We sat, staring at each other, listening only to the humming of the refrigerator reverberating through the kitchen and buzzing into the living room. In one hand was his glass, half empty, but how many times had it been filled? In his other hand was the dagger.

The humming continued and at the moment, that’s all that mattered. That humming. Those vibrations. That energy flowing from the river to the mill to the turbine to the house to the refrigerator to our ears in the living room. How much time it took for that energy to be transferred, I did not know.

And then, after moments of listening to only the buzzing, I asked, “Do you think life can exist on the surface?”

“Is that where you think you’re heading? To see God with your own eyes?”

His hand tightened around the knife and the humming pulsated within. Buzzing and buzzing, reminding us we were still alive despite our own silence.

Humming and humming until, the noise quickly muted.

Our heads turned toward the kitchen, simultaneously as if we shared one mind. And a moment lingered where we both were filled with fear. Him for his own life, and mine for Kaolin’s. Two people, different in almost every way, filled with the same fear.

And then, the house’s lights shut off and the city went dark.

CHAPTER TWENTY-FOUR

Murder:

The alarms blared throughout the darkness. I could feel the Mayor jolt to his feet and grab an item on a nearby desk.

The flashlight illuminated the room, and I got a glimpse of his eyes, filled with fear and excitement. He had posted a dozen soldiers at the water mill, but apparently a dozen was not enough. The Nanashi were attacking and for many of us, tonight would be our last.

For me, there was no more waiting. I needed to find Kaolin and get to the elevator. Whether Newbury was destroyed or survived was of no concern to me.

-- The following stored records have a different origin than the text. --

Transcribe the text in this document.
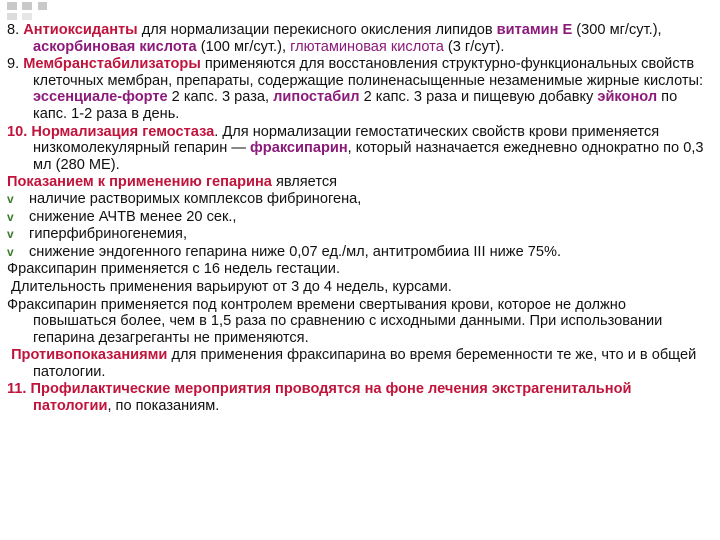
8. Антиоксиданты для нормализации перекисного окисления липидов витамин Е (300 мг/сут.), аскорбиновая кислота (100 мг/сут.), глютаминовая кислота (3 г/сут).

9. Мембранстабилизаторы применяются для восстановления структурно-функциональных свойств клеточных мембран, препараты, содержащие полиненасыщенные незаменимые жирные кислоты: эссенциале-форте 2 капс. 3 раза, липостабил 2 капс. 3 раза и пищевую добавку эйконол по капс. 1-2 раза в день.

10. Нормализация гемостаза. Для нормализации гемостатических свойств крови применяется низкомолекулярный гепарин — фраксипарин, который назначается ежедневно однократно по 0,3 мл (280 МЕ).

Показанием к применению гепарина является

v наличие растворимых комплексов фибриногена,

v снижение АЧТВ менее 20 сек.,

v гиперфибриногенемия,

v снижение эндогенного гепарина ниже 0,07 ед./мл, антитромбииа III ниже 75%.

Фраксипарин применяется с 16 недель гестации.

Длительность применения варьируют от 3 до 4 недель, курсами.

Фраксипарин применяется под контролем времени свертывания крови, которое не должно повышаться более, чем в 1,5 раза по сравнению с исходными данными. При использовании гепарина дезагреганты не применяются.

Противопоказаниями для применения фраксипарина во время беременности те же, что и в общей патологии.

11. Профилактические мероприятия проводятся на фоне лечения экстрагенитальной патологии, по показаниям.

The Mayor grabbed his sword and rushed out of the house, leaving me alone in total darkness. I knew where the extra flashlights were and although they were only a few feet away, I struggled searching in the black.

As I bumped into furniture, I could hear the distant screams get louder and the Nanashi roars emanate throughout Newbury. I reached the light and quickly wound it up, supplying energy to the stick so that I could rush through the bloodshed to find Kaolin.

I grabbed the spikes I had taken from Nanash, and I left the house and found myself amidst chaos. Hundreds of beams of light cut through the darkness, in search of those attacking. A few of the beams shone toward the ceiling, still as can be. Either Newburyians were examining above, or they had fallen to their doom, the only life left were the radiating beams of energy bursting toward the ceiling, only to be kept and confined within the city.

I hurried through the City Center when I tripped over something, bringing myself to the ground. I looked back and spotted a slain child, melted in the dirt. He was no older than five or six with a sword grasped in his lifeless hand. There were four slash marks across his stomach. If Newbury survived, if his loved ones made it past the night and the lights were renewed, they would find their child slain, but would they wonder why? Would they examine the series of events that led to their child face up in a puddle of his own blood? The surprise attack on Nanash which led to their attack on Newbury? The Nanashi attack on Joey which led to the Newburyian attack on Nanash? Their old tribe decimated by the old Newbury. When did it all begin? Did it matter? Did it matter who struck first? Did it matter why? Regardless of the reason, the boy was dead and that was that. There would never be another one of him for all time.